Op de medische faculteit van de Katholieke Universiteit Nijmegen (tegenwoordig Radboud Universiteit), waar ik in de jaren zeventig studeerde, functioneerde in die dagen de Aktiegroep Medicijnen, een verzameling geëngageerde studenten en medewerkers die de gezondheidszorg op een andere leest wilden schoeien. Ze wilden de medicalisering een halt toeroepen, meer aandacht voor sociale achtergronden, adequater werk maken van preventie en een einde maken aan de arts als private ondernemer. Meerdere professionele disciplines zouden elkaar in de ‘eerste lijn’ moeten gaan versterken in wijkgezondheidscentra, waar huisartsen, fysiotherapeuten, maatschappelijk werkers, wijkverpleegkundigen en zo nodig ook psychologen in loondienst in een team zouden gaan werken.

We zien nu hoe deze visieloze behoudzucht heeft uitgepakt

Een flink aantal van hen vestigde zich na hun opleiding in Almere en Amsterdam-Zuidoost, waar de gezondheidszorg nog van de grond moest komen en waar men warmliep voor deze moderne, integrale vorm van eerstelijnszorg. Ook streken ze neer in volkswijken, zoals in Den Bosch-Oost en in Oss. Zo ontstonden er enige tientallen gezondheidscentra waar men geneigd was om verder te kijken dan de medische neus lang is en waar meer aan preventie en voorlichting werd gedaan dan een stapel folders in de wachtkamer leggen. En eigenlijk werkte dat heel goed.

Welzijnsgedoe

De dominante krachten in de gezondheidszorg (verzekeraars, zorgkantoren, het ministerie, de Landelijke Huisartsen Vereniging) gedoogden de wijkgezondheidscentra, maar meer ook niet.

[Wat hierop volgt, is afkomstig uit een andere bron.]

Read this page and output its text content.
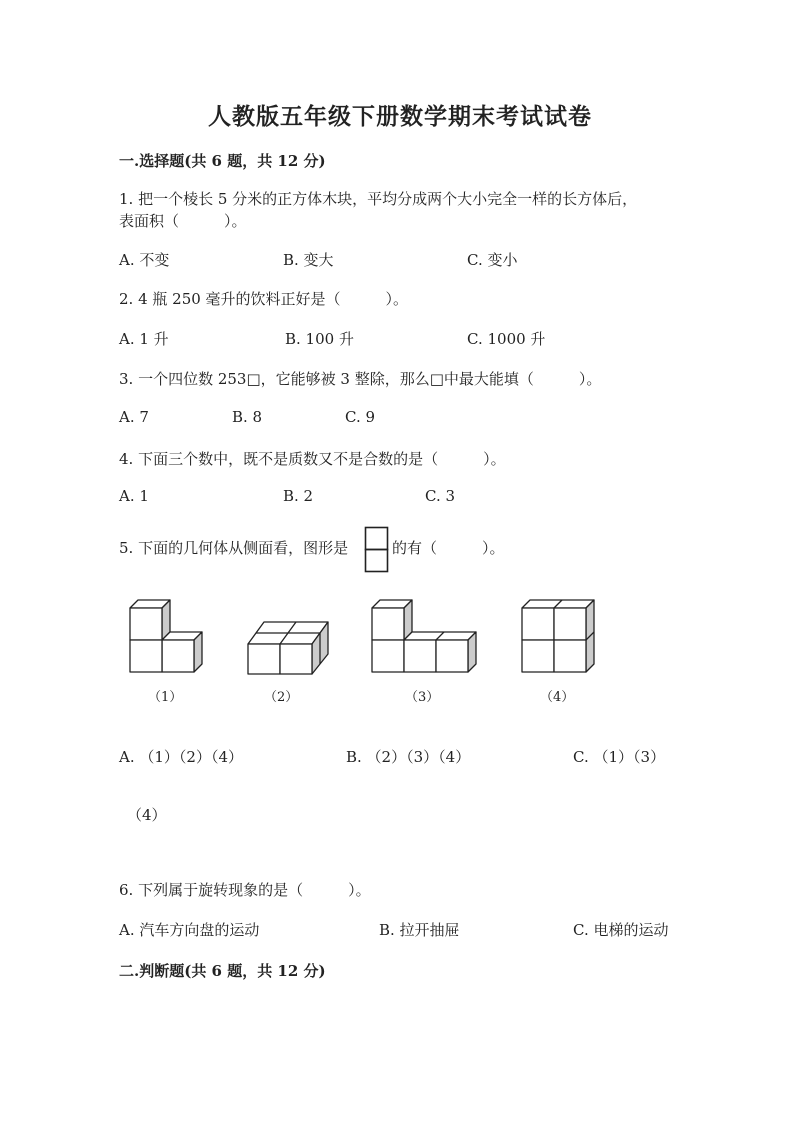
人教版五年级下册数学期末考试试卷
一.选择题(共 6 题，共 12 分)
1. 把一个棱长 5 分米的正方体木块，平均分成两个大小完全一样的长方体后，
表面积（　　　）。
A. 不变	B. 变大	C. 变小
2. 4 瓶 250 毫升的饮料正好是（　　　）。
A. 1 升	B. 100 升	C. 1000 升
3. 一个四位数 253□，它能够被 3 整除，那么□中最大能填（　　　）。
A. 7	B. 8	C. 9
4. 下面三个数中，既不是质数又不是合数的是（　　　）。
A. 1	B. 2	C. 3
5. 下面的几何体从侧面看，图形是	的有（　　　）。
（1）	（2）	（3）	（4）
A. （1）（2）（4）	B. （2）（3）（4）	C. （1）（3）
（4）
6. 下列属于旋转现象的是（　　　）。
A. 汽车方向盘的运动	B. 拉开抽屉	C. 电梯的运动
二.判断题(共 6 题，共 12 分)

Zo bleven ze marginaal. Van lieverlee raakte het enthousiasme opgedroogd en moesten steeds meer andere eerstelijnsdisciplines vanwege aanhoudend financieringsgedoe afhaken, waardoor gezondheidscentra eigenlijk niet veel meer dan meerhoofdige huisartsenposten werden.

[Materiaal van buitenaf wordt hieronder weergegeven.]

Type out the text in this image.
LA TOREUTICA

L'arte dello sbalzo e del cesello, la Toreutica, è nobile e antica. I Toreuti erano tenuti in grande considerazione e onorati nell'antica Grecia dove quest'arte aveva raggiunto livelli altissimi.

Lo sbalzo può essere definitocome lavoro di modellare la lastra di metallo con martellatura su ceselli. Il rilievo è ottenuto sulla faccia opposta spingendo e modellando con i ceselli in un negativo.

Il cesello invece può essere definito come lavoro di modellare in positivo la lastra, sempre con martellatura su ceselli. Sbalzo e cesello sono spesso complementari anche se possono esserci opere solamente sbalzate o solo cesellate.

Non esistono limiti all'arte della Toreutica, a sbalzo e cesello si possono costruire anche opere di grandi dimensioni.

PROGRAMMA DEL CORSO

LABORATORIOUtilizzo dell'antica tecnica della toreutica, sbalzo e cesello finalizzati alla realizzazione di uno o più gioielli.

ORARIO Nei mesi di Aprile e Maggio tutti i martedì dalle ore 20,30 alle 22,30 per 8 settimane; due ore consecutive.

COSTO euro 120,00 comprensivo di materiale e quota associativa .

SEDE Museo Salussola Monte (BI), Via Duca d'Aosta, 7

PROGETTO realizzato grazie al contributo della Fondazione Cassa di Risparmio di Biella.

Bijna vijftig jaar later zien we hoe deze visieloze behoudzucht heeft uitgepakt. Het werk van huisartsen is de laatste decennia overvleugeld door gezondheidsklachten die geen directe medische oorzaak kennen. Een effectieve relatie met disciplines die in de wijkgezondheidscentra collega’s waren, ontbreekt of komt moeizaam van de grond.

De alleskunnende huisarts, 24/7 in dienst van zijn patiënten, is  een onhoudbare figuur aan het worden

Als oplossing zijn er in veel praktijken POH’ers gekomen; praktijkondersteuners van huisartsen, meestal verpleegkundigen. Zo zijn praktijken een soort mini-gezondheidscentraatjes geworden, maar wel vooral medisch ingekleurd en met de huisarts steeds meer in de ongewenste rol van manager en hoofdonderhandelaar met zorgverzekeraars. Ondertussen hergroepeerden veel sociaalwerkdisciplines zich in sociale wijkteams. Je zou die in de terminologie van de jaren zeventig als een soort wijkwelzijnscentra kunnen zien, maar het probleem daarvan is dat zij los functioneren van huisartsen die vanwege de drukte geen tijd vinden om mee te werken aan dit welzijnsgedoe.

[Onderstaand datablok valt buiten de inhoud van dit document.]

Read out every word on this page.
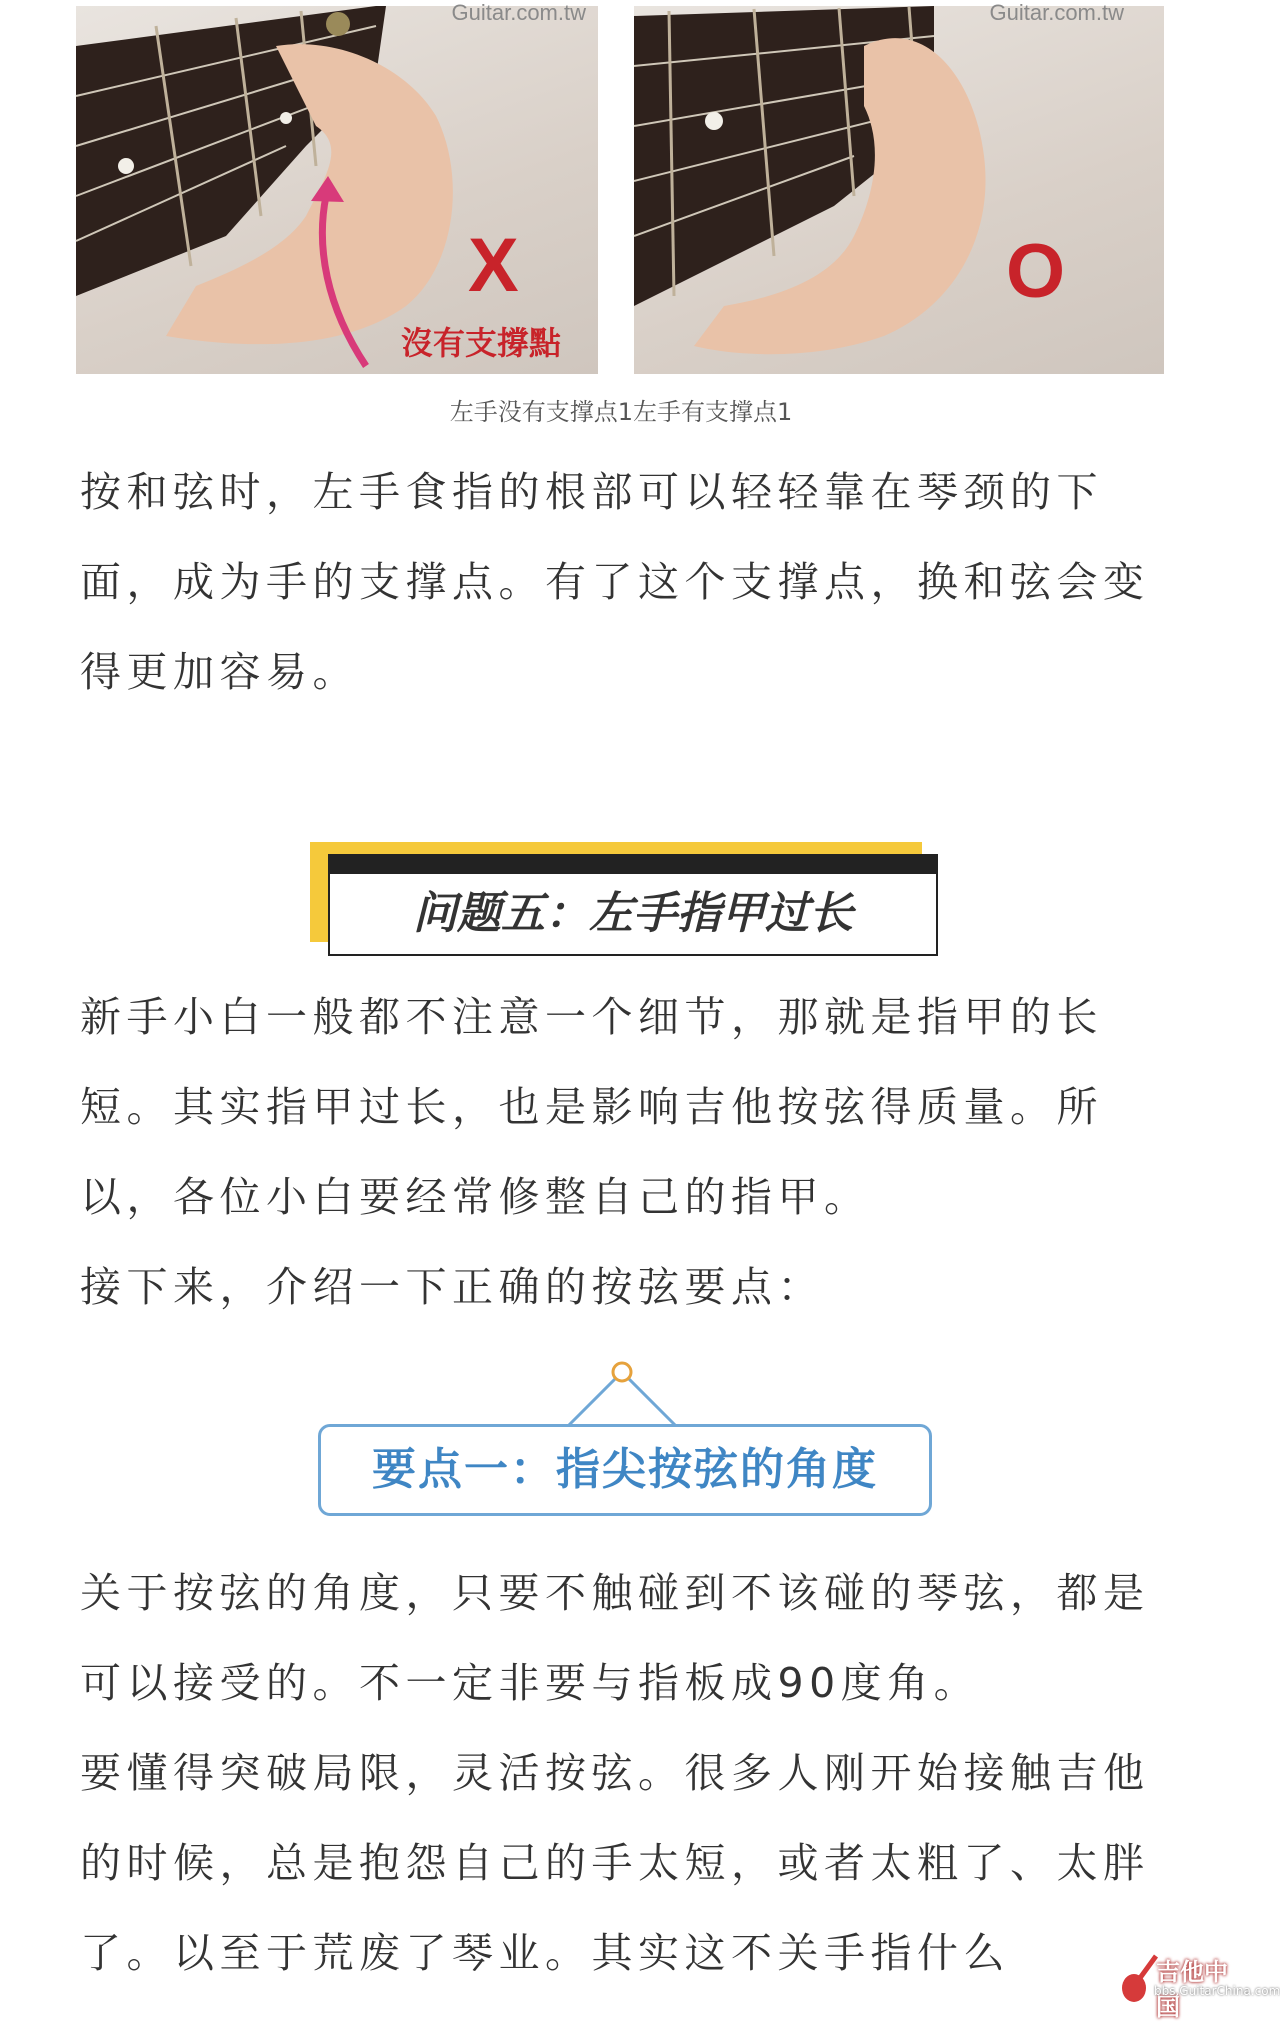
Guitar.com.tw
X
沒有支撐點
Guitar.com.tw
O
左手没有支撑点1左手有支撑点1

按和弦时，左手食指的根部可以轻轻靠在琴颈的下面，成为手的支撑点。有了这个支撑点，换和弦会变得更加容易。

问题五：左手指甲过长

新手小白一般都不注意一个细节，那就是指甲的长短。其实指甲过长，也是影响吉他按弦得质量。所以，各位小白要经常修整自己的指甲。

接下来，介绍一下正确的按弦要点：

要点一：指尖按弦的角度

关于按弦的角度，只要不触碰到不该碰的琴弦，都是可以接受的。不一定非要与指板成90度角。

要懂得突破局限，灵活按弦。很多人刚开始接触吉他的时候，总是抱怨自己的手太短，或者太粗了、太胖了。以至于荒废了琴业。其实这不关手指什么	吉他中国
bbs.GuitarChina.com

Het meest dramatische is echter dat er totaal niet werd geanticipeerd op de ontwikkeling dat de alleskunnende huisarts, 24/7 in dienst van zijn patiënten, een onhoudbare figuur aan het worden is. Waar in de gezondheidscentra huisartsen samenwerkten, hun werk verdeelden en zij parttime konden werken, is dat in de reguliere huisartsenzorg moeilijk te realiseren. Het resultaat: steeds meer aankomende huisartsen weigeren praktijken te gaan exploiteren die hun leven totaal overheersen.

Dreigende duisternis

Tussen 2012 en 2023 is het aantal geregistreerde huisartsen gestegen van tienduizend naar vijftienduizend, maar is het aantal praktijkhoudende huisartsen teruggelopen van bijna 80 naar minder dan 50 procent. Met als gevolg dat steeds meer huisartsenpraktijken een dankbare prooi worden van particuliere beleggers. Zij nemen praktijken over van artsen die met pensioen gaan en geen opvolger kunnen vinden. En ze ontwikkelen een aanbod waarin technologie, efficiency, rendement en freelancehuisartsen de dienst uitmaken. Er zijn nu al signalen dat dit de doodsteek vormt voor de oude, zo kenmerkende poortwachtersfunctie van de huisarts, gebaseerd op bereikbaarheid, persoonlijk contact, bekendheid en vertrouwen.

Dat alles voltrekt zich, terwijl de kennis ruim voorhanden is om dit te voorkomen. Hoewel de verkiezingsprogramma’s weinig reden gaven tot optimisme, moeten we hopen dat een nieuw kabinet in deze dreigende duisternis wel het historische licht durft te zien. Zo niet, dan moeten we het ergste vrezen.